Now is not the time for I-told-you-so drivel. However, it is fair to say people have been warned for years about the dangers of holding cryptocurrencies on a centralized platform, even an exchange which appeared too big to fail.
The world’s second largest crypto exchange just blew up and barely anyone saw it coming, perhaps except for CZ of Binance who unwittingly (he claims) triggered the ‘run on the bank’ style mass withdrawal of funds from FTX.
Self custody is the single best way to ensure crypto holdings can weather volatility in the space.
Convenience Over Security
Retail investors like exchanges. The colorful interface gives them a warm fuzzy glow inside, and at the click of a few buttons they can exit or enter positions.
God forbid they would need to embark on the laborious process of moving funds from their own hardware wallet to an exchange to make trades, then be forced to transfer back to the wallet afterwards.
Yes. That is sarcasm. We should realize by now that no funds are safe on a centralized platform after the multiple collapses in the space, in fact hodlers should be hyper focused on the FTX fiasco because it proves we don’t always know what’s going on behind closed doors.
Is Binance safe? Probably. But we really don’t know. The very simple measure of using ideally cold storage on a hardware wallet disconnected from the internet neatly solves the whole issue.
Because Greed Rules
The overriding conclusion from the FTX fiasco is that greed and arrogance led SBF to misallocate user funds and massively overleverage on native coin FTT. He even said it himself in an interview earlier this year: crypto yields can be squeezed from a metaphorical black box that “does literally nothing.”
Now we have the information that SBF squeezed a little (a lot) harder than he should have, this looks very, very bad.

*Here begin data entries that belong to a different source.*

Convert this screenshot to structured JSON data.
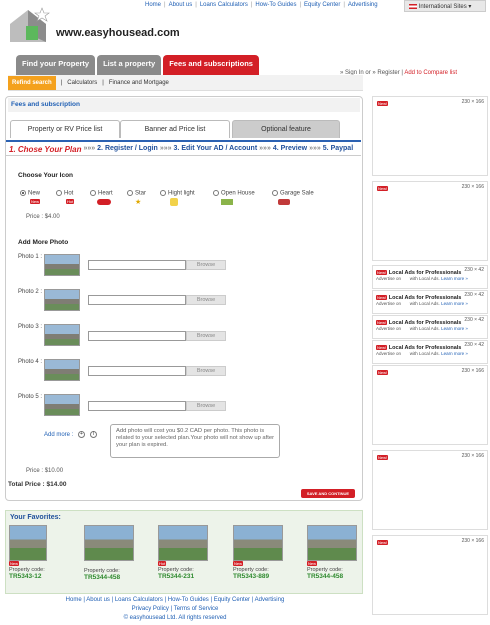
{
  "top_nav": [
    "Home",
    "About us",
    "Loans Calculators",
    "How-To Guides",
    "Equity Center",
    "Advertising"
  ],
  "intl_label": "International Sites",
  "logo_text": "www.easyhousead.com",
  "main_tabs": [
    "Find your Property",
    "List a property",
    "Fees and subscriptions"
  ],
  "sub_nav": {
    "refind": "Refind search",
    "calc": "Calculators",
    "finance": "Finance and Mortgage"
  },
  "right_links": {
    "sign_in": "Sign In",
    "or": "or",
    "register": "Register",
    "compare": "Add to Compare list"
  },
  "panel_title": "Fees and subscription",
  "panel_tabs": [
    "Property or RV Price list",
    "Banner ad Price list",
    "Optional feature"
  ],
  "steps": {
    "s1": "1. Chose Your Plan",
    "s2": "2. Register / Login",
    "s3": "3. Edit Your AD / Account",
    "s4": "4. Preview",
    "s5": "5. Paypal"
  },
  "choose_icon": {
    "title": "Choose Your Icon",
    "options": [
      "New",
      "Hot",
      "Heart",
      "Star",
      "Hight light",
      "Open House",
      "Garage Sale"
    ],
    "price_label": "Price :",
    "price_value": "$4.00"
  },
  "add_photo": {
    "title": "Add More Photo",
    "photos": [
      "Photo 1 :",
      "Photo 2 :",
      "Photo 3 :",
      "Photo 4 :",
      "Photo 5 :"
    ],
    "browse": "Browse",
    "add_more": "Add more :",
    "tooltip": "Add photo will cost you $0.2 CAD per photo. This photo is related to your selected plan.Your photo will not show up after your plan is expired.",
    "price_label": "Price :",
    "price_value": "$10.00"
  },
  "total": {
    "label": "Total Price :",
    "value": "$14.00"
  },
  "save_btn": "SAVE AND CONTINUE",
  "favorites": {
    "title": "Your Favorites:",
    "code_label": "Property code:",
    "items": [
      "TR5343-12",
      "TR5344-458",
      "TR5344-231",
      "TR5343-889",
      "TR5344-458"
    ]
  },
  "footer": {
    "links": [
      "Home",
      "About us",
      "Loans Calculators",
      "How-To Guides",
      "Equity Center",
      "Advertising"
    ],
    "links2": [
      "Privacy Policy",
      "Terms of Service"
    ],
    "copyright": "© easyhousead Ltd. All rights reserved"
  },
  "ads": {
    "size_big": "230 × 166",
    "size_small": "230 × 42",
    "pro_title": "Local Ads for Professionals",
    "advertise_on": "Advertise on",
    "with_local": "with Local Ads.",
    "learn_more": "Learn more »",
    "new_badge": "New!"
  },
  "badges": {
    "new": "New",
    "hot": "Hot"
  },
  "colors": {
    "accent_red": "#d31f26",
    "link_blue": "#1f5fb4",
    "orange": "#f4a11d"
  }
}
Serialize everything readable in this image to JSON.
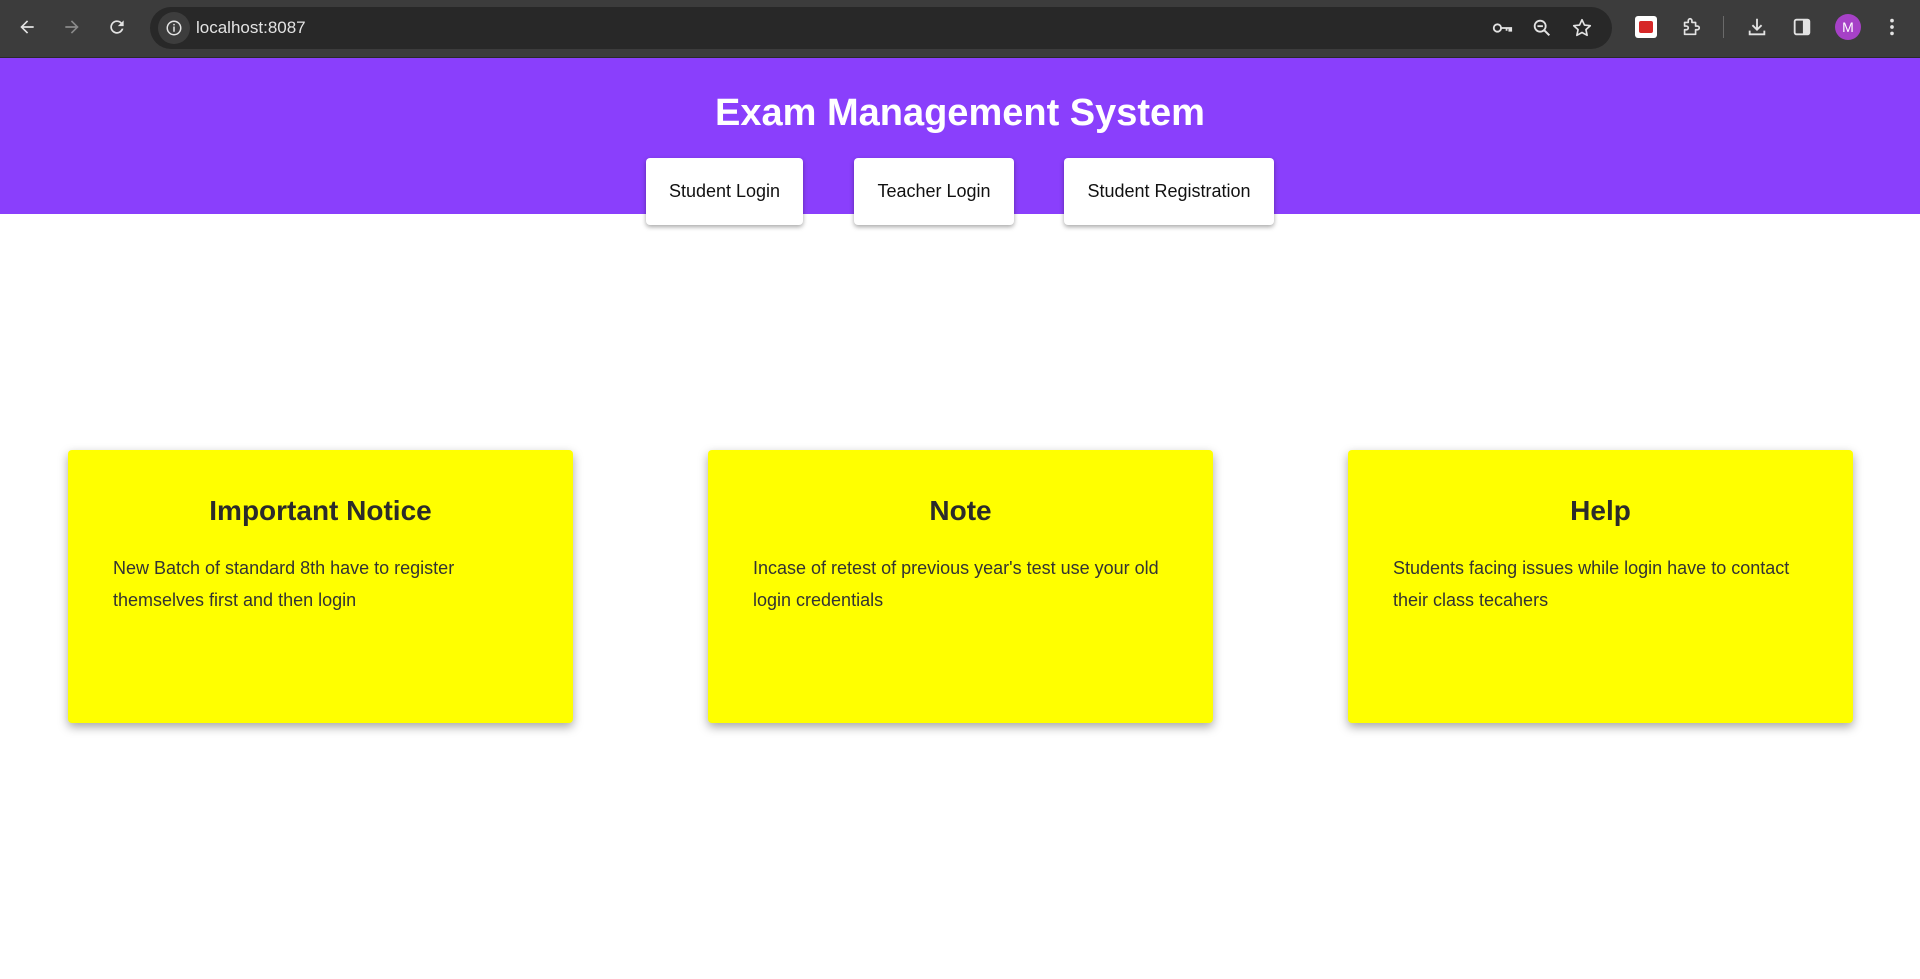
{
  "browser": {
    "url": "localhost:8087",
    "avatar_letter": "M",
    "icons": {
      "back": "arrow-left-icon",
      "forward": "arrow-right-icon",
      "reload": "reload-icon",
      "site_info": "info-icon",
      "password": "key-icon",
      "zoom": "zoom-icon",
      "bookmark": "star-icon",
      "extension_pinned": "red-extension-icon",
      "extensions": "puzzle-icon",
      "downloads": "download-icon",
      "side_panel": "side-panel-icon",
      "menu": "kebab-menu-icon"
    }
  },
  "header": {
    "title": "Exam Management System",
    "background": "#8a3ffc",
    "buttons": [
      {
        "label": "Student Login"
      },
      {
        "label": "Teacher Login"
      },
      {
        "label": "Student Registration"
      }
    ]
  },
  "cards": [
    {
      "title": "Important Notice",
      "text": "New Batch of standard 8th have to register themselves first and then login"
    },
    {
      "title": "Note",
      "text": "Incase of retest of previous year's test use your old login credentials"
    },
    {
      "title": "Help",
      "text": "Students facing issues while login have to contact their class tecahers"
    }
  ],
  "colors": {
    "card_background": "#ffff00",
    "chrome_background": "#3c3c3c"
  }
}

SBF was a genius, until he was not. His proclivity for making money was lauded by Silicon Valley and VCs, until it was not. A small cadre of friends lived the life in a Bahamas penthouse making lots of money, until they realized too late that FTX and its various arms were nothing more than a speculative house of cards.
If you learn one thing from this disaster, it should be to keep your funds safu inside a cold storage hardware wallet. SBF cared more about his balance sheet than users’ money. If crypto holders don’t take this as a cautionary tale, then we may just see more of the same in future.